Auditing is an essential instrument for organizational success for several reasons. Auditing refers to the systematic examination and evaluation of an organization’s financial records, internal controls, operational processes, and compliance with laws and regulations. While auditing is often associated with financial matters, it can extend to various aspects of an organization, including operations, quality, safety, and environmental performance. Here’s how auditing contributes to organizational success:

  1. Financial Accountability: Financial audits ensure that an organization’s financial statements are accurate and reliable. This is crucial for gaining the trust of investors, creditors, and stakeholders. When financial data is accurate and transparent, it helps in securing investments and loans, which can be critical for growth and expansion.

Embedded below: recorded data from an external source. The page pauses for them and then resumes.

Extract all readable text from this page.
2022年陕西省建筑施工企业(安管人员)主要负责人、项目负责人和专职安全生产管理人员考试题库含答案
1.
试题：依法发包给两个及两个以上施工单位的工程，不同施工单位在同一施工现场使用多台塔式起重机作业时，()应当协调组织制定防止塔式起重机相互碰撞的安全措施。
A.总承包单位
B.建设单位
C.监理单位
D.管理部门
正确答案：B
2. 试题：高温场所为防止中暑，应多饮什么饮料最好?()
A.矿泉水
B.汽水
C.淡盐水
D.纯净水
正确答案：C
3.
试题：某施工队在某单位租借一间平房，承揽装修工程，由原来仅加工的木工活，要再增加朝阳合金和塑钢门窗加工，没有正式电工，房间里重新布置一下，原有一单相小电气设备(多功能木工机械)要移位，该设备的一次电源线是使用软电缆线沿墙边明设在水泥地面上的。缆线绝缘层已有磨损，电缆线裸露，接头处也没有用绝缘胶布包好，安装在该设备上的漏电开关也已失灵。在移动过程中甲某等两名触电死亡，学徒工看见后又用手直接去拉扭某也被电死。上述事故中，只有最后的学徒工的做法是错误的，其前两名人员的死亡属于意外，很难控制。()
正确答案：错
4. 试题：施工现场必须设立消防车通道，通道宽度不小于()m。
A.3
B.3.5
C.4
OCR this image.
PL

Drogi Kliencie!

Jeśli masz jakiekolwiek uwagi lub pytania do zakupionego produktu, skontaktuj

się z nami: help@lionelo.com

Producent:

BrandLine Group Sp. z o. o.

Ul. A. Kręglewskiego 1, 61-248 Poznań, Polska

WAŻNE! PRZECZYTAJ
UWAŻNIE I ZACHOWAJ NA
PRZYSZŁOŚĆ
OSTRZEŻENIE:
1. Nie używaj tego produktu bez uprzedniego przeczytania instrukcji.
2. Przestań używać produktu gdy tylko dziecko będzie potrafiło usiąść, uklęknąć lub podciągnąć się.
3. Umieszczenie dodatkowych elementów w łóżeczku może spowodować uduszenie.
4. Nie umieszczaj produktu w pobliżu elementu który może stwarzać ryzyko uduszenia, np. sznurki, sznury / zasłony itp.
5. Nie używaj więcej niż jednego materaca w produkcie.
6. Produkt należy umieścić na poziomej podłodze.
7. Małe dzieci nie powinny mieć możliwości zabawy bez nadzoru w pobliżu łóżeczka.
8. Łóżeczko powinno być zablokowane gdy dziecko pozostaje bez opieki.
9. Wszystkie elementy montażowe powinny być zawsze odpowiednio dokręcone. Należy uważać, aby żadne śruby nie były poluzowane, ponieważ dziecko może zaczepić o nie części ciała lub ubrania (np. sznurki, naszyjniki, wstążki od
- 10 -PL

  2. Risk Mitigation: Auditing helps identify and assess risks within an organization. This includes financial risks, operational risks, compliance risks, and more. By identifying potential risks early, organizations can take proactive measures to mitigate them, thus protecting their reputation and financial stability.
  3. Operational Efficiency: Operational audits assess the efficiency and effectiveness of an organization’s processes and procedures. This can lead to process improvements, cost reductions, and increased productivity. Streamlining operations can have a direct impact on the bottom line.
  4. Compliance: Compliance audits ensure that an organization adheres to relevant laws, regulations, and industry standards. Non-compliance can result in fines, legal issues, and damage to the organization’s reputation. Auditing helps identify compliance gaps and provides recommendations for addressing them.
  5. Quality Assurance: Quality audits focus on ensuring that products or services meet established quality standards. By maintaining high-quality standards, organizations can enhance customer satisfaction, loyalty, and brand reputation.
  6. Resource Allocation: Audits can help organizations allocate resources more efficiently. By analyzing budgets, expenses, and resource utilization, organizations can make informed decisions about where to invest resources for maximum impact.
  7. Transparency and Accountability: Auditing promotes transparency and accountability within an organization. When employees know that their actions and decisions will be subject to scrutiny, they are more likely to act responsibly and ethically.
  8. Continuous Improvement: Auditing is not just about finding problems; it’s also about identifying opportunities for improvement. Regular audits can lead to a culture of continuous improvement where employees are encouraged to suggest and implement changes that enhance organizational performance.
  9. Investor and Stakeholder Confidence: Audited financial statements and reports provide external stakeholders, such as investors and customers, with confidence in an organization’s financial health and operational integrity. This can lead to increased investments, partnerships, and customer loyalty.
  10. Legal and Regulatory Compliance: Many industries have strict regulations and reporting requirements. Auditing ensures that an organization complies with these regulations, reducing the risk of legal issues and associated costs.

In summary, auditing serves as a critical tool for ensuring the financial health, operational efficiency, and overall success of an organization. It helps identify weaknesses, manage risks, and seize opportunities for improvement, ultimately contributing to the achievement of organizational goals and long-term success.